Smaller incursion may not prompt massive sanctions

The comments are his first since last week’s marathon round of diplomacy with Russia faltered.

More on Joe Biden

And pressed on whether sanctions will work to deter Russia from invading, the President offered a distinction between an invasion and an incursion, appearing to infer that a smaller incursion would not prompt massive sanctions.

“Russia will be held accountable if it invades. And it depends on what it does. It’s one thing if it’s a minor incursion and we end up having a fight about what to do and not do etc, but if they actually do what they are capable of doing with the forces that are massed on the border, it is going to be a disaster for Russia,” he said.

Snipers take part in military exercises at a firing ground of the Ukrainian armed forces in the Donetsk region, Ukraine, January 17, 2022. Picture taken January 17, 2022. REUTERS/Anna Kudriavtseva
Image:
Snipers take part in military exercises at a firing ground of the Ukrainian armed forces in the Donetsk region

He was offered the chance to clarify whether he was suggesting that an incursion would prompt a lesser Western response.

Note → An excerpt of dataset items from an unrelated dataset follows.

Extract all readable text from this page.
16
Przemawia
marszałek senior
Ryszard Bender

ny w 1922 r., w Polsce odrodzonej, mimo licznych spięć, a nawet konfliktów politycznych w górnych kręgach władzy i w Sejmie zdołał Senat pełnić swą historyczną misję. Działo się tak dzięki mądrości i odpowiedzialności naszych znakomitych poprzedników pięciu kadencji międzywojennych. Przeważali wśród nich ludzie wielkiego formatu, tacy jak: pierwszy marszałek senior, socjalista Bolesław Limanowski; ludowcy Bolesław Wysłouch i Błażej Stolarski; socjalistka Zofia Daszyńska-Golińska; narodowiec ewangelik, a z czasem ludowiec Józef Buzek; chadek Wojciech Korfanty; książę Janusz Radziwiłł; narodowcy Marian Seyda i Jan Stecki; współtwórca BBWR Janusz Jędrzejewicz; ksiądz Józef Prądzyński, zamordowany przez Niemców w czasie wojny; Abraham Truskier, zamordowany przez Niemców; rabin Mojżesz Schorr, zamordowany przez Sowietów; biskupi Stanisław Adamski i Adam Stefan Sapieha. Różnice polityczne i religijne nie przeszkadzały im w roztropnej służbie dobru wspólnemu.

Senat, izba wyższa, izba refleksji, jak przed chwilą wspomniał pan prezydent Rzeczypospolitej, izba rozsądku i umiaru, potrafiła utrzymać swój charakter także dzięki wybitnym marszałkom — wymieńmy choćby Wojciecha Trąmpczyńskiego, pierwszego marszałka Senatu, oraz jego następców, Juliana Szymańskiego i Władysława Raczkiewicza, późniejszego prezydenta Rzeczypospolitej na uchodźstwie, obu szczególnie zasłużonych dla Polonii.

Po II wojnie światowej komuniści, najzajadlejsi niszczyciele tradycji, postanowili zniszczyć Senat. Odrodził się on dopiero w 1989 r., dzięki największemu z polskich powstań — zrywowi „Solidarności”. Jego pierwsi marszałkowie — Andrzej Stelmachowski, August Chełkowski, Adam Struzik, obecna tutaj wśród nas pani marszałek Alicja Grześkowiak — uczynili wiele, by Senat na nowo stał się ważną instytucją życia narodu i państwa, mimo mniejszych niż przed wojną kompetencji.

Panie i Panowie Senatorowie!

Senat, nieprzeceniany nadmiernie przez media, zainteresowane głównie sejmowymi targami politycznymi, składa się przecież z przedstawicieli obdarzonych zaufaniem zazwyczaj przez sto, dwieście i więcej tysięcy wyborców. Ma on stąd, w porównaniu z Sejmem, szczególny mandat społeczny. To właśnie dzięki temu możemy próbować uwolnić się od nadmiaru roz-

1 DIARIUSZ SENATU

“So the question is if it’s something significantly short of a significant invasion, or not even significant, just major military forces coming across. For example, it’s one thing to determine that if they continue to use cyber efforts, well we can respond the same way, with cyber,” he said.

Presidents comments rattle Kyiv and present opportunity for Moscow

Sometimes ambiguity is a tool of diplomacy. But often, it’s actually clear language that is vital.

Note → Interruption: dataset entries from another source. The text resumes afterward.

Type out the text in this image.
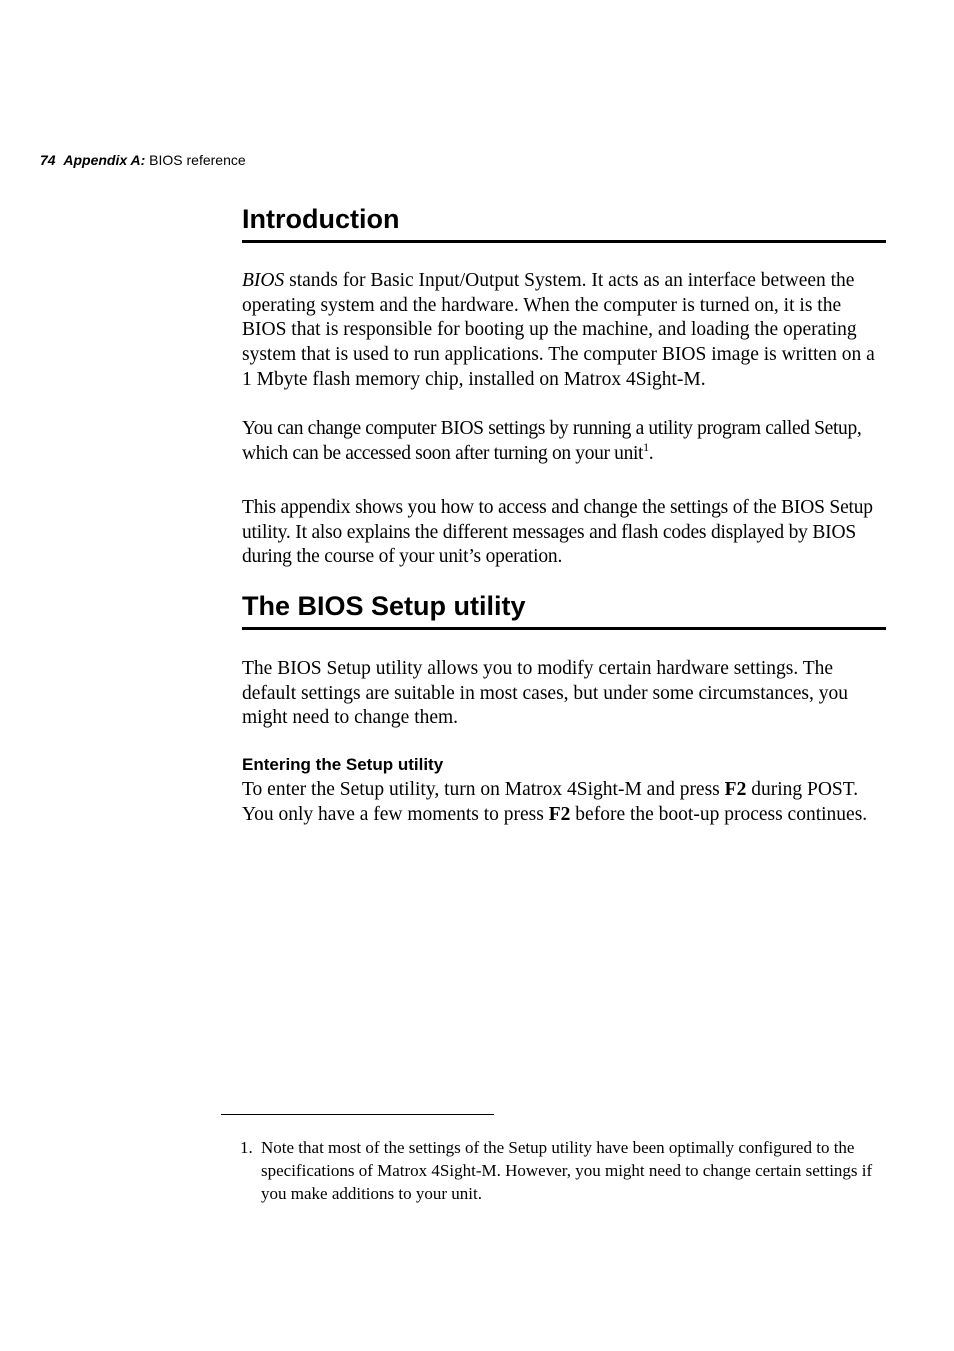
74 Appendix A: BIOS reference
Introduction

BIOS stands for Basic Input/Output System. It acts as an interface between the operating system and the hardware. When the computer is turned on, it is the BIOS that is responsible for booting up the machine, and loading the operating system that is used to run applications. The computer BIOS image is written on a 1 Mbyte flash memory chip, installed on Matrox 4Sight-M.

You can change computer BIOS settings by running a utility program called Setup, which can be accessed soon after turning on your unit$^1$.

This appendix shows you how to access and change the settings of the BIOS Setup utility. It also explains the different messages and flash codes displayed by BIOS during the course of your unit’s operation.

The BIOS Setup utility

The BIOS Setup utility allows you to modify certain hardware settings. The default settings are suitable in most cases, but under some circumstances, you might need to change them.

Entering the Setup utility

To enter the Setup utility, turn on Matrox 4Sight-M and press F2 during POST. You only have a few moments to press F2 before the boot-up process continues.

1. Note that most of the settings of the Setup utility have been optimally configured to the specifications of Matrox 4Sight-M. However, you might need to change certain settings if you make additions to your unit.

At the White House, the President made ambiguous comments which have rattled Kyiv and potentially presented Moscow with an opportunity.

President Biden inferred that a Russian incursion might not prompt the same response as an invasion. He failed clearly to outline what his definition of incursion was.

It was left to a White House spokesperson to clarify that he was drawing a distinction between ‘military’ and ‘para-miliary’.

Remember, when Russia invaded and then annexed Ukraine’s Crimea peninsula in 2014 it did so with Russian troops who wore no insignia – the so-called ‘little green men’. Para-military?

On Friday, I sat down with Victoria Nuland, America’s Under-Secretary of State for Political Affairs and former US ambassador to NATO and asked her if there was a distinction.

“Further territorial aggression against Ukraine, further efforts that would destabilise a democratically elected government, any of these sabotage plots brought to Ukraine by Russia are aggressive, are destabilising and will result in firm and swift action from us. We have said that the response will be severe economic and political consequences,” she said.

It is clear from what President Biden said that NATO remains split over its Ukraine response.

Something less than a full-scale invasion will, as Joe Biden admitted, “…cause a fight about what to do and what not to do”.

So if President Putin does decide to annex another small part of Ukraine, perhaps using “little green men”, might he just think he’ll get away with it?

‘Actions would be met by a reciprocal response’

White House staff later clarified his comments, saying that the President was distinguishing between military and non-military or para-military.

Emily Horne, spokesperson for the White House National Security Council tweeted: “He was referring to the difference between military and non-military / para-military / cyber action by the Russians. Such actions would be met by a reciprocal response, in coordination with Allies and partners.”

Biden issues warning

A Russian tank fires as troops take part in drills in the Rostov region, near Ukraine. Pic: AP
Image:
A Russian tank fires as troops take part in drills in the Rostov region, near Ukraine. Pic: AP

President Biden concluded his Ukraine comments in the news conference with a warning.

“We need to be very careful about how we move forward and make it clear to him that there are prices to pay that could in fact cost his country an awful lot,” the President said.

With stark language, he added: “Of course you have to be concerned when you have, you know, a nuclear power invade. If he invades, this hasn’t happened since World War Two.

“This’ll be the most consequential thing that’s happened in the world in terms of war and peace since World War Two.”

Equally stark, in a comment that might be lost in one of the longest news conferences in presidential history, Mr Biden questioned whether anyone even within the Kremlin had any idea of Putin’s plan.

“There is a question about whether the people [we] are talking to [Russian diplomats] know what he [Putin] is going to do.”